Lifehouse Church serves remote worshippers via streaming
Published: WORSHIP

USA: In every congregation of worshippers, there are followers who can’t make services in a given week for one reason or another. Since the days of audio cassette tapes, various forms of physical media have been used to share services retroactively, but unless a house of worship was in a position to broadcast their services, real-time sharing wasn’t possible. As with much in society at large, that situation changed with the widespread availability of internet connectivity, along with enabling technologies. A case in point is Lifehouse Church, San Antonio, Texas, USA, which has a good percentage of military personnel and their families in its 300-member fellowship, the military members’ duties sometimes requiring travel. Additionally, the church has partnered with churches in Colombia in South America. Lifehouse Church has embraced technology for both real-time and on-demand streaming of services to serve its membership and extended international church family.

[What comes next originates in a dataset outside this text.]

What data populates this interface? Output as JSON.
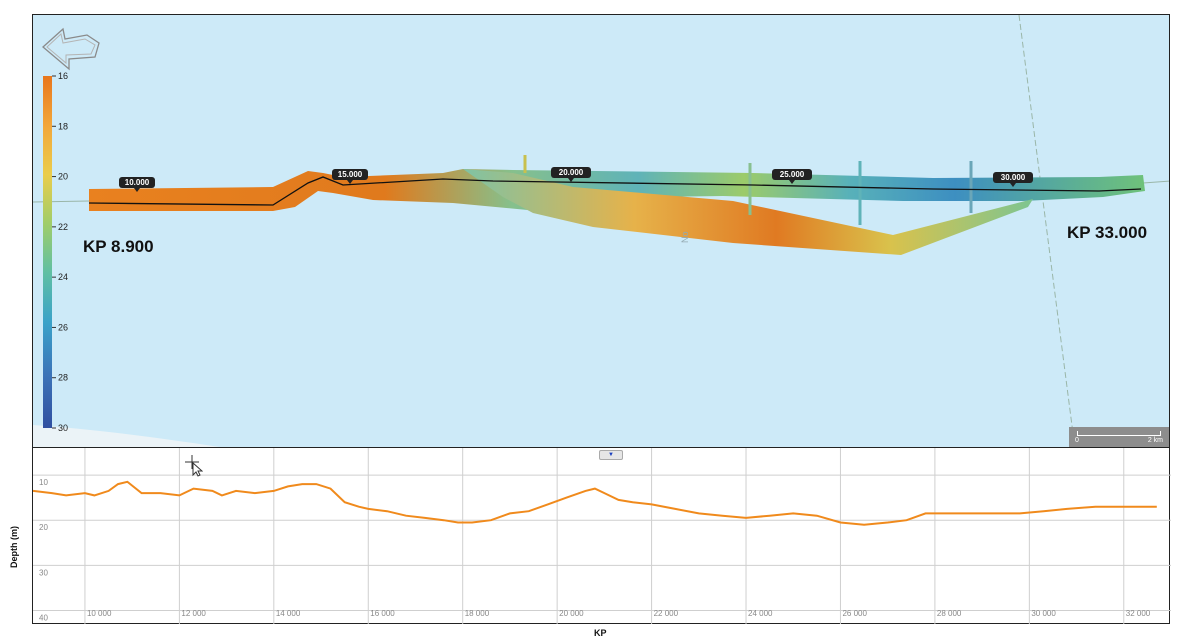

Lifehouse began on-demand streaming in May of 2015. ‘We did a few test runs before this, just for families in our church that were military that wanted to stay connected, but this is when we started really streaming and archiving our videos onto Vimeo,’ says Lifehouse tech director, Alex Well. ‘It took us a while to finally bite the bullet and put funds towards this project.’ Following its experiences with the Vimeo video file-sharing service, Lifehouse started experimenting with live streaming. ‘It started with a home video camera and a free interface that ran on the computer and a free Livestream account,’ recalls Mr Well. ‘Once we started getting feedback from families who couldn’t make it into church and some of our council members who travelled and watched the stream, they saw the importance in it. As well, we had churches we partnered with in Colombia for missions trips that followed us online and they saw how the distance didn’t stop us from being one large church family.’ With the importance and impact of live streaming proven, funds were targeted towards improving the audio and video experience for the remote viewers.

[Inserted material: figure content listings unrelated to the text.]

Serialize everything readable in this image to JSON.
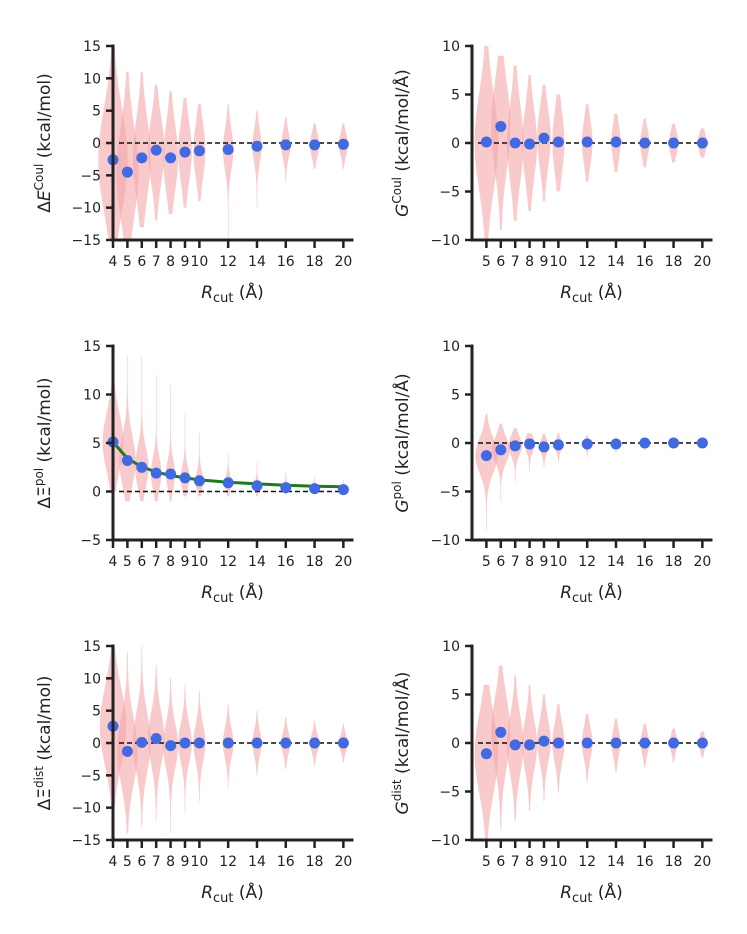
{
  "colors": {
    "point": "#4169e1",
    "violin": "#f4a6aa",
    "fit": "#1f7a1f",
    "axis": "#222222"
  },
  "chart_data": [
    {
      "type": "scatter",
      "id": "dE-coul",
      "ylabel": {
        "prefix": "Δ",
        "symbol": "E",
        "sup": "Coul",
        "unit": "(kcal/mol)",
        "symbol_italic": true
      },
      "xlabel": {
        "symbol": "R",
        "sub": "cut",
        "unit": "(Å)"
      },
      "ylim": [
        -15,
        15
      ],
      "yticks": [
        "−15",
        "−10",
        "−5",
        "0",
        "5",
        "10",
        "15"
      ],
      "x": [
        "4",
        "5",
        "6",
        "7",
        "8",
        "9",
        "10",
        "12",
        "14",
        "16",
        "18",
        "20"
      ],
      "y": [
        -2.6,
        -4.5,
        -2.3,
        -1.1,
        -2.3,
        -1.4,
        -1.2,
        -1.0,
        -0.5,
        -0.3,
        -0.3,
        -0.2
      ],
      "violin_half_width": [
        1.0,
        0.75,
        0.6,
        0.55,
        0.5,
        0.45,
        0.4,
        0.35,
        0.3,
        0.3,
        0.3,
        0.3
      ],
      "violin_spread": [
        8,
        7,
        6,
        5,
        5,
        4.5,
        4,
        3,
        2.5,
        2,
        1.8,
        1.6
      ],
      "violin_y_range": [
        [
          -15,
          15
        ],
        [
          -15,
          11
        ],
        [
          -13,
          11
        ],
        [
          -12,
          9
        ],
        [
          -11,
          8
        ],
        [
          -10,
          7
        ],
        [
          -9,
          6
        ],
        [
          -15,
          6
        ],
        [
          -10,
          5
        ],
        [
          -6,
          4
        ],
        [
          -4,
          3
        ],
        [
          -4,
          3
        ]
      ],
      "reference_line": 0,
      "fit": null
    },
    {
      "type": "scatter",
      "id": "G-coul",
      "ylabel": {
        "prefix": "",
        "symbol": "G",
        "sup": "Coul",
        "unit": "(kcal/mol/Å)",
        "symbol_italic": true
      },
      "xlabel": {
        "symbol": "R",
        "sub": "cut",
        "unit": "(Å)"
      },
      "ylim": [
        -10,
        10
      ],
      "yticks": [
        "−10",
        "−5",
        "0",
        "5",
        "10"
      ],
      "x": [
        "5",
        "6",
        "7",
        "8",
        "9",
        "10",
        "12",
        "14",
        "16",
        "18",
        "20"
      ],
      "y": [
        0.1,
        1.7,
        0.0,
        -0.1,
        0.5,
        0.1,
        0.1,
        0.1,
        0.0,
        0.0,
        0.0
      ],
      "violin_half_width": [
        0.8,
        0.65,
        0.55,
        0.5,
        0.45,
        0.4,
        0.35,
        0.3,
        0.3,
        0.3,
        0.3
      ],
      "violin_spread": [
        5,
        4.5,
        4,
        3.5,
        3,
        3,
        2.2,
        1.8,
        1.4,
        1.2,
        1.0
      ],
      "violin_y_range": [
        [
          -10,
          10
        ],
        [
          -9,
          9
        ],
        [
          -8,
          8
        ],
        [
          -7,
          7
        ],
        [
          -6,
          6
        ],
        [
          -5,
          5
        ],
        [
          -4,
          4
        ],
        [
          -3,
          3
        ],
        [
          -2.5,
          2.5
        ],
        [
          -2,
          2
        ],
        [
          -1.5,
          1.5
        ]
      ],
      "reference_line": 0,
      "fit": null
    },
    {
      "type": "scatter",
      "id": "dXi-pol",
      "ylabel": {
        "prefix": "Δ",
        "symbol": "Ξ",
        "sup": "pol",
        "unit": "(kcal/mol)",
        "symbol_italic": false
      },
      "xlabel": {
        "symbol": "R",
        "sub": "cut",
        "unit": "(Å)"
      },
      "ylim": [
        -5,
        15
      ],
      "yticks": [
        "−5",
        "0",
        "5",
        "10",
        "15"
      ],
      "x": [
        "4",
        "5",
        "6",
        "7",
        "8",
        "9",
        "10",
        "12",
        "14",
        "16",
        "18",
        "20"
      ],
      "y": [
        5.1,
        3.2,
        2.5,
        1.9,
        1.8,
        1.4,
        1.1,
        0.9,
        0.6,
        0.4,
        0.3,
        0.2
      ],
      "violin_half_width": [
        0.7,
        0.55,
        0.45,
        0.35,
        0.3,
        0.28,
        0.25,
        0.2,
        0.15,
        0.12,
        0.1,
        0.1
      ],
      "violin_spread": [
        3,
        2.5,
        2,
        1.6,
        1.4,
        1.2,
        1.0,
        0.8,
        0.6,
        0.5,
        0.4,
        0.35
      ],
      "violin_y_range": [
        [
          0,
          15
        ],
        [
          -1,
          14
        ],
        [
          -1,
          14
        ],
        [
          -1,
          12
        ],
        [
          -1,
          11
        ],
        [
          -0.5,
          8
        ],
        [
          -0.5,
          6
        ],
        [
          -0.5,
          4
        ],
        [
          -0.5,
          3
        ],
        [
          -0.3,
          2
        ],
        [
          -0.3,
          1.5
        ],
        [
          -0.3,
          1.2
        ]
      ],
      "reference_line": 0,
      "fit": {
        "x": [
          4,
          5,
          6,
          7,
          8,
          9,
          10,
          12,
          14,
          16,
          18,
          20
        ],
        "y": [
          5.1,
          3.4,
          2.55,
          2.0,
          1.65,
          1.4,
          1.2,
          0.95,
          0.78,
          0.65,
          0.55,
          0.48
        ]
      }
    },
    {
      "type": "scatter",
      "id": "G-pol",
      "ylabel": {
        "prefix": "",
        "symbol": "G",
        "sup": "pol",
        "unit": "(kcal/mol/Å)",
        "symbol_italic": true
      },
      "xlabel": {
        "symbol": "R",
        "sub": "cut",
        "unit": "(Å)"
      },
      "ylim": [
        -10,
        10
      ],
      "yticks": [
        "−10",
        "−5",
        "0",
        "5",
        "10"
      ],
      "x": [
        "5",
        "6",
        "7",
        "8",
        "9",
        "10",
        "12",
        "14",
        "16",
        "18",
        "20"
      ],
      "y": [
        -1.3,
        -0.7,
        -0.3,
        -0.1,
        -0.4,
        -0.2,
        -0.1,
        -0.1,
        0.0,
        0.0,
        0.0
      ],
      "violin_half_width": [
        0.75,
        0.6,
        0.45,
        0.35,
        0.3,
        0.25,
        0.2,
        0.15,
        0.12,
        0.1,
        0.1
      ],
      "violin_spread": [
        1.8,
        1.3,
        1.0,
        0.8,
        0.7,
        0.6,
        0.45,
        0.35,
        0.3,
        0.25,
        0.2
      ],
      "violin_y_range": [
        [
          -9,
          3
        ],
        [
          -6,
          2
        ],
        [
          -4,
          1.5
        ],
        [
          -3,
          1
        ],
        [
          -2.5,
          1
        ],
        [
          -2,
          1
        ],
        [
          -1.5,
          0.8
        ],
        [
          -1,
          0.6
        ],
        [
          -0.8,
          0.5
        ],
        [
          -0.6,
          0.4
        ],
        [
          -0.5,
          0.3
        ]
      ],
      "reference_line": 0,
      "fit": null
    },
    {
      "type": "scatter",
      "id": "dXi-dist",
      "ylabel": {
        "prefix": "Δ",
        "symbol": "Ξ",
        "sup": "dist",
        "unit": "(kcal/mol)",
        "symbol_italic": false
      },
      "xlabel": {
        "symbol": "R",
        "sub": "cut",
        "unit": "(Å)"
      },
      "ylim": [
        -15,
        15
      ],
      "yticks": [
        "−15",
        "−10",
        "−5",
        "0",
        "5",
        "10",
        "15"
      ],
      "x": [
        "4",
        "5",
        "6",
        "7",
        "8",
        "9",
        "10",
        "12",
        "14",
        "16",
        "18",
        "20"
      ],
      "y": [
        2.6,
        -1.3,
        0.1,
        0.7,
        -0.4,
        0.0,
        0.0,
        0.0,
        0.0,
        0.0,
        0.0,
        0.0
      ],
      "violin_half_width": [
        0.9,
        0.7,
        0.6,
        0.55,
        0.5,
        0.45,
        0.4,
        0.35,
        0.3,
        0.3,
        0.3,
        0.3
      ],
      "violin_spread": [
        6,
        5,
        4.5,
        4,
        3.5,
        3,
        2.8,
        2.3,
        1.9,
        1.6,
        1.4,
        1.2
      ],
      "violin_y_range": [
        [
          -15,
          15
        ],
        [
          -14,
          14
        ],
        [
          -13,
          15
        ],
        [
          -12,
          12
        ],
        [
          -14,
          10
        ],
        [
          -11,
          9
        ],
        [
          -9,
          8
        ],
        [
          -7,
          6
        ],
        [
          -5,
          5
        ],
        [
          -4,
          4
        ],
        [
          -3.5,
          3.5
        ],
        [
          -3,
          3
        ]
      ],
      "reference_line": 0,
      "fit": null
    },
    {
      "type": "scatter",
      "id": "G-dist",
      "ylabel": {
        "prefix": "",
        "symbol": "G",
        "sup": "dist",
        "unit": "(kcal/mol/Å)",
        "symbol_italic": true
      },
      "xlabel": {
        "symbol": "R",
        "sub": "cut",
        "unit": "(Å)"
      },
      "ylim": [
        -10,
        10
      ],
      "yticks": [
        "−10",
        "−5",
        "0",
        "5",
        "10"
      ],
      "x": [
        "5",
        "6",
        "7",
        "8",
        "9",
        "10",
        "12",
        "14",
        "16",
        "18",
        "20"
      ],
      "y": [
        -1.1,
        1.1,
        -0.2,
        -0.2,
        0.2,
        0.0,
        0.0,
        0.0,
        0.0,
        0.0,
        0.0
      ],
      "violin_half_width": [
        0.8,
        0.65,
        0.55,
        0.5,
        0.45,
        0.4,
        0.35,
        0.3,
        0.28,
        0.25,
        0.22
      ],
      "violin_spread": [
        4,
        3.5,
        3,
        2.6,
        2.2,
        2,
        1.6,
        1.3,
        1.1,
        0.9,
        0.8
      ],
      "violin_y_range": [
        [
          -10,
          6
        ],
        [
          -9,
          8
        ],
        [
          -8,
          7
        ],
        [
          -7,
          6
        ],
        [
          -6,
          5
        ],
        [
          -5,
          4
        ],
        [
          -4,
          3
        ],
        [
          -3,
          2.5
        ],
        [
          -2.5,
          2
        ],
        [
          -2,
          1.5
        ],
        [
          -1.5,
          1.2
        ]
      ],
      "reference_line": 0,
      "fit": null
    }
  ]
}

‘We stream our Sunday morning services as well as our Wednesday night youth group for students who have too much homework to make it in but want to stay connected,’ says Mr Well. ‘Our viewers for our stream are people who can’t make it into church due to weather, disability, deployment, have moved, and our churches we work with in Colombia.’ The average number of devices connected is from 15 to 30. ‘Some of these devices do have families behind them,’ says Mr Well, ‘so there very well could be closer to double and triple the number our view count records.’

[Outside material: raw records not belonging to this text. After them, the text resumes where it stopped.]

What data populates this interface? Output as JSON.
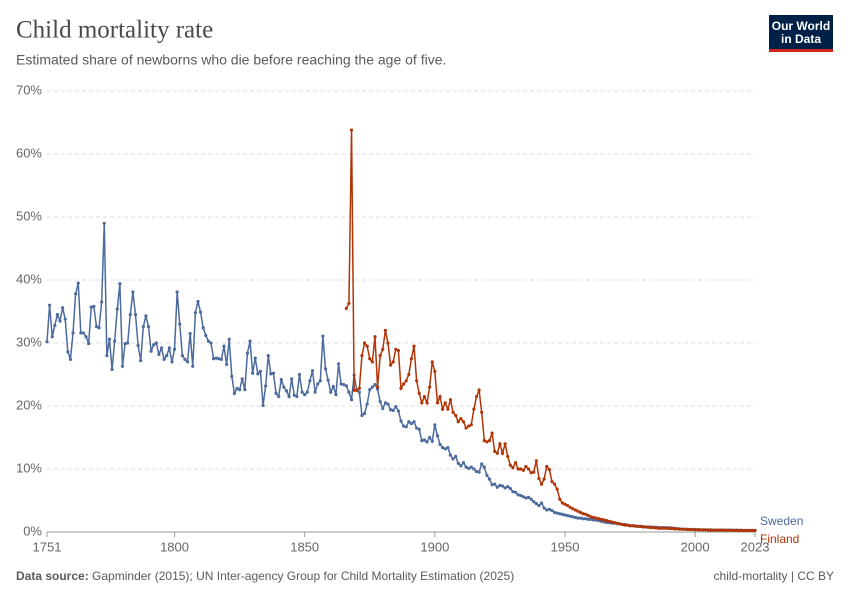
{
  "chart_data": {
    "type": "line",
    "title": "Child mortality rate",
    "subtitle": "Estimated share of newborns who die before reaching the age of five.",
    "source_label": "Data source:",
    "source": "Gapminder (2015); UN Inter-agency Group for Child Mortality Estimation (2025)",
    "license": "child-mortality | CC BY",
    "logo": [
      "Our World",
      "in Data"
    ],
    "grid": true,
    "xlim": [
      1751,
      2023
    ],
    "xticks": [
      1751,
      1800,
      1850,
      1900,
      1950,
      2000,
      2023
    ],
    "ylim": [
      0,
      70
    ],
    "yticks": [
      {
        "value": 0,
        "label": "0%"
      },
      {
        "value": 10,
        "label": "10%"
      },
      {
        "value": 20,
        "label": "20%"
      },
      {
        "value": 30,
        "label": "30%"
      },
      {
        "value": 40,
        "label": "40%"
      },
      {
        "value": 50,
        "label": "50%"
      },
      {
        "value": 60,
        "label": "60%"
      },
      {
        "value": 70,
        "label": "70%"
      }
    ],
    "x": [
      1751,
      1752,
      1753,
      1754,
      1755,
      1756,
      1757,
      1758,
      1759,
      1760,
      1761,
      1762,
      1763,
      1764,
      1765,
      1766,
      1767,
      1768,
      1769,
      1770,
      1771,
      1772,
      1773,
      1774,
      1775,
      1776,
      1777,
      1778,
      1779,
      1780,
      1781,
      1782,
      1783,
      1784,
      1785,
      1786,
      1787,
      1788,
      1789,
      1790,
      1791,
      1792,
      1793,
      1794,
      1795,
      1796,
      1797,
      1798,
      1799,
      1800,
      1801,
      1802,
      1803,
      1804,
      1805,
      1806,
      1807,
      1808,
      1809,
      1810,
      1811,
      1812,
      1813,
      1814,
      1815,
      1816,
      1817,
      1818,
      1819,
      1820,
      1821,
      1822,
      1823,
      1824,
      1825,
      1826,
      1827,
      1828,
      1829,
      1830,
      1831,
      1832,
      1833,
      1834,
      1835,
      1836,
      1837,
      1838,
      1839,
      1840,
      1841,
      1842,
      1843,
      1844,
      1845,
      1846,
      1847,
      1848,
      1849,
      1850,
      1851,
      1852,
      1853,
      1854,
      1855,
      1856,
      1857,
      1858,
      1859,
      1860,
      1861,
      1862,
      1863,
      1864,
      1865,
      1866,
      1867,
      1868,
      1869,
      1870,
      1871,
      1872,
      1873,
      1874,
      1875,
      1876,
      1877,
      1878,
      1879,
      1880,
      1881,
      1882,
      1883,
      1884,
      1885,
      1886,
      1887,
      1888,
      1889,
      1890,
      1891,
      1892,
      1893,
      1894,
      1895,
      1896,
      1897,
      1898,
      1899,
      1900,
      1901,
      1902,
      1903,
      1904,
      1905,
      1906,
      1907,
      1908,
      1909,
      1910,
      1911,
      1912,
      1913,
      1914,
      1915,
      1916,
      1917,
      1918,
      1919,
      1920,
      1921,
      1922,
      1923,
      1924,
      1925,
      1926,
      1927,
      1928,
      1929,
      1930,
      1931,
      1932,
      1933,
      1934,
      1935,
      1936,
      1937,
      1938,
      1939,
      1940,
      1941,
      1942,
      1943,
      1944,
      1945,
      1946,
      1947,
      1948,
      1949,
      1950,
      1951,
      1952,
      1953,
      1954,
      1955,
      1956,
      1957,
      1958,
      1959,
      1960,
      1961,
      1962,
      1963,
      1964,
      1965,
      1966,
      1967,
      1968,
      1969,
      1970,
      1971,
      1972,
      1973,
      1974,
      1975,
      1976,
      1977,
      1978,
      1979,
      1980,
      1981,
      1982,
      1983,
      1984,
      1985,
      1986,
      1987,
      1988,
      1989,
      1990,
      1991,
      1992,
      1993,
      1994,
      1995,
      1996,
      1997,
      1998,
      1999,
      2000,
      2001,
      2002,
      2003,
      2004,
      2005,
      2006,
      2007,
      2008,
      2009,
      2010,
      2011,
      2012,
      2013,
      2014,
      2015,
      2016,
      2017,
      2018,
      2019,
      2020,
      2021,
      2022,
      2023
    ],
    "series": [
      {
        "name": "Sweden",
        "color": "#4c6a9c",
        "values": [
          30.2,
          36.0,
          31.0,
          32.8,
          34.5,
          33.5,
          35.6,
          33.8,
          28.6,
          27.4,
          31.6,
          37.8,
          39.5,
          31.6,
          31.6,
          31.0,
          29.9,
          35.7,
          35.8,
          32.6,
          32.4,
          36.5,
          49.0,
          28.0,
          30.6,
          25.8,
          30.3,
          35.4,
          39.4,
          26.3,
          29.9,
          30.0,
          34.5,
          38.1,
          34.5,
          29.6,
          27.2,
          32.6,
          34.3,
          32.6,
          28.7,
          29.7,
          30.0,
          28.2,
          29.2,
          27.4,
          28.0,
          29.2,
          27.0,
          29.0,
          38.1,
          33.0,
          28.0,
          27.4,
          27.0,
          31.5,
          26.3,
          34.8,
          36.6,
          34.9,
          32.4,
          31.2,
          30.3,
          30.0,
          27.5,
          27.6,
          27.5,
          27.4,
          29.5,
          26.6,
          30.6,
          24.7,
          22.0,
          22.8,
          22.6,
          24.3,
          22.6,
          28.4,
          30.3,
          25.2,
          27.6,
          25.1,
          25.5,
          20.1,
          23.2,
          28.0,
          25.1,
          25.2,
          22.0,
          21.5,
          24.2,
          23.0,
          22.4,
          21.5,
          24.3,
          21.7,
          21.5,
          25.0,
          22.2,
          21.8,
          22.2,
          24.0,
          25.6,
          22.2,
          23.5,
          24.0,
          31.1,
          25.9,
          24.1,
          22.2,
          23.1,
          21.8,
          26.7,
          23.5,
          23.4,
          23.2,
          22.2,
          21.0,
          24.9,
          22.5,
          22.2,
          18.5,
          18.8,
          20.3,
          22.6,
          23.0,
          23.4,
          22.7,
          20.7,
          19.6,
          20.5,
          20.3,
          19.4,
          19.3,
          19.9,
          19.2,
          17.6,
          16.8,
          16.7,
          17.5,
          17.2,
          17.5,
          16.5,
          16.3,
          14.5,
          14.6,
          14.3,
          15.0,
          14.4,
          17.0,
          15.3,
          13.9,
          13.4,
          13.2,
          13.4,
          12.2,
          11.6,
          12.0,
          10.9,
          10.5,
          11.0,
          10.3,
          10.1,
          10.3,
          10.0,
          9.6,
          9.5,
          10.8,
          10.3,
          9.0,
          8.4,
          7.5,
          7.6,
          7.1,
          7.4,
          7.3,
          7.0,
          7.2,
          6.9,
          6.4,
          6.3,
          5.9,
          5.8,
          5.6,
          5.4,
          5.5,
          5.2,
          4.8,
          4.5,
          4.2,
          4.6,
          3.8,
          3.5,
          3.6,
          3.4,
          3.1,
          3.0,
          2.9,
          2.8,
          2.7,
          2.6,
          2.5,
          2.4,
          2.3,
          2.2,
          2.2,
          2.1,
          2.1,
          2.0,
          2.0,
          1.9,
          1.9,
          1.8,
          1.7,
          1.6,
          1.5,
          1.5,
          1.4,
          1.4,
          1.3,
          1.3,
          1.2,
          1.2,
          1.1,
          1.0,
          1.0,
          0.95,
          0.9,
          0.9,
          0.85,
          0.8,
          0.8,
          0.8,
          0.75,
          0.75,
          0.7,
          0.7,
          0.7,
          0.7,
          0.65,
          0.65,
          0.6,
          0.55,
          0.5,
          0.45,
          0.45,
          0.45,
          0.4,
          0.4,
          0.4,
          0.4,
          0.35,
          0.35,
          0.35,
          0.35,
          0.35,
          0.3,
          0.3,
          0.3,
          0.3,
          0.3,
          0.3,
          0.3,
          0.3,
          0.3,
          0.29,
          0.28,
          0.28,
          0.27,
          0.26,
          0.26,
          0.26,
          0.26
        ]
      },
      {
        "name": "Finland",
        "color": "#b13507",
        "values": [
          null,
          null,
          null,
          null,
          null,
          null,
          null,
          null,
          null,
          null,
          null,
          null,
          null,
          null,
          null,
          null,
          null,
          null,
          null,
          null,
          null,
          null,
          null,
          null,
          null,
          null,
          null,
          null,
          null,
          null,
          null,
          null,
          null,
          null,
          null,
          null,
          null,
          null,
          null,
          null,
          null,
          null,
          null,
          null,
          null,
          null,
          null,
          null,
          null,
          null,
          null,
          null,
          null,
          null,
          null,
          null,
          null,
          null,
          null,
          null,
          null,
          null,
          null,
          null,
          null,
          null,
          null,
          null,
          null,
          null,
          null,
          null,
          null,
          null,
          null,
          null,
          null,
          null,
          null,
          null,
          null,
          null,
          null,
          null,
          null,
          null,
          null,
          null,
          null,
          null,
          null,
          null,
          null,
          null,
          null,
          null,
          null,
          null,
          null,
          null,
          null,
          null,
          null,
          null,
          null,
          null,
          null,
          null,
          null,
          null,
          null,
          null,
          null,
          null,
          null,
          35.5,
          36.3,
          63.8,
          22.5,
          22.5,
          22.8,
          28.0,
          30.0,
          29.5,
          27.5,
          27.0,
          31.0,
          23.0,
          28.0,
          29.0,
          32.0,
          30.0,
          26.5,
          27.0,
          29.0,
          28.8,
          22.8,
          23.5,
          24.0,
          25.0,
          27.5,
          29.5,
          24.0,
          22.0,
          20.5,
          21.5,
          20.5,
          23.0,
          27.0,
          25.5,
          20.5,
          21.5,
          19.5,
          20.5,
          19.5,
          21.0,
          19.0,
          18.5,
          17.5,
          18.0,
          17.5,
          16.5,
          16.8,
          17.0,
          19.5,
          21.5,
          22.5,
          19.0,
          14.5,
          14.3,
          14.5,
          15.7,
          12.8,
          12.5,
          14.0,
          12.5,
          14.0,
          12.0,
          10.6,
          10.2,
          11.0,
          10.0,
          10.0,
          9.8,
          10.4,
          10.0,
          9.4,
          9.5,
          11.3,
          8.5,
          7.6,
          8.4,
          10.4,
          9.9,
          8.0,
          7.6,
          6.8,
          5.2,
          4.6,
          4.4,
          4.2,
          3.9,
          3.7,
          3.5,
          3.3,
          3.1,
          2.9,
          2.8,
          2.6,
          2.4,
          2.3,
          2.2,
          2.1,
          2.0,
          1.9,
          1.8,
          1.7,
          1.6,
          1.5,
          1.4,
          1.3,
          1.2,
          1.1,
          1.1,
          1.0,
          1.0,
          0.95,
          0.9,
          0.9,
          0.8,
          0.8,
          0.75,
          0.7,
          0.7,
          0.65,
          0.6,
          0.6,
          0.6,
          0.6,
          0.55,
          0.55,
          0.5,
          0.5,
          0.45,
          0.45,
          0.45,
          0.4,
          0.4,
          0.4,
          0.35,
          0.35,
          0.35,
          0.35,
          0.35,
          0.3,
          0.3,
          0.3,
          0.3,
          0.3,
          0.3,
          0.3,
          0.28,
          0.28,
          0.27,
          0.26,
          0.26,
          0.25,
          0.25,
          0.25,
          0.24,
          0.24,
          0.24,
          0.24
        ]
      }
    ]
  }
}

After its use of Livestream for real-time video sharing, Lifehouse moved to the house of worship ‘digital discipleship’ solution from Mediafusion, a company specializing in online streaming and deployed worldwide by small congregations and by churches as large as the multi-campus Hillsong in Australia which uses Mediafusion services to stream internationally. Mr Well credits Mediafusion with a doubling of streaming quality and the addition of new capabilities. When loss of audio and video quality and connectivity issues arose with the encoder that Lifehouse was using to interface with the internet, the San Antonio-based Mediafusion loaned Lifehouse a Matrox Monarch HDX encoder, which offers 3G-SDI and HDMI inputs with frame-synchronization and two independent H.264 encoders that can be assigned to individual tasks like dual broadcasts or streaming at one bit-rate while recording at higher resolutions via an onboard SD card slot or using USB-connected or networked storage. MediaFusion, says Mr Well, was ‘even great enough to come help me set it all up and test out the quality and help monitor our first two weekends to make sure we were getting the best quality we could.’ The Monarch HDX, Mr Well adds, provided ‘much better quality in our stream due to the options allowed in broadcasting. We also could now save a hard-copy right from the encoder instead of downloading it later on, which, depending on our internet and steam at the time, could look terrible.’
The video signal flow at Lifehouse begins with a Canon FX1 camera fed into an Apple iMac computer running Renewed Vision’s Propresenter software. In the iMac, the camera feed is mixed with the Propresenter originated lower-third content and with the audio out from a Behringer x32 digital console. The production is then fed via HDMI into the Monarch HDX. After establishing a sustainable streaming bit rate and insuring audio levels are optimal for the Matrox Monarch HDX, ‘There really isn’t a lot of training needed to get started or after launching due to being able to save Presets,’ says Mr Well. Training and continued refinement of the broadcasts mostly involves the layering of Propresenter graphics, camera shot blocking and video/live feed switching.
On the Colombia end of the streams, Mr Well says the only challenge has been ‘with the reception they get while in town or when they are out in the Amazon in the smaller church plants. Unless they have a good download speed they get some choppy video and audio. It is real-time for them, though, because they like to interact and use the chat on our video player. Of course with streaming there is always a little delay from the time you send the source until they receive it.’
For the future, Lifehouse plans to build up their system with more cameras, a video switcher and a possible upgrade to the Matrox Monarch LCS encoder. The given in Lifehouse Church’s plans is that internet streaming will be permanent part of the HOW’s ministry.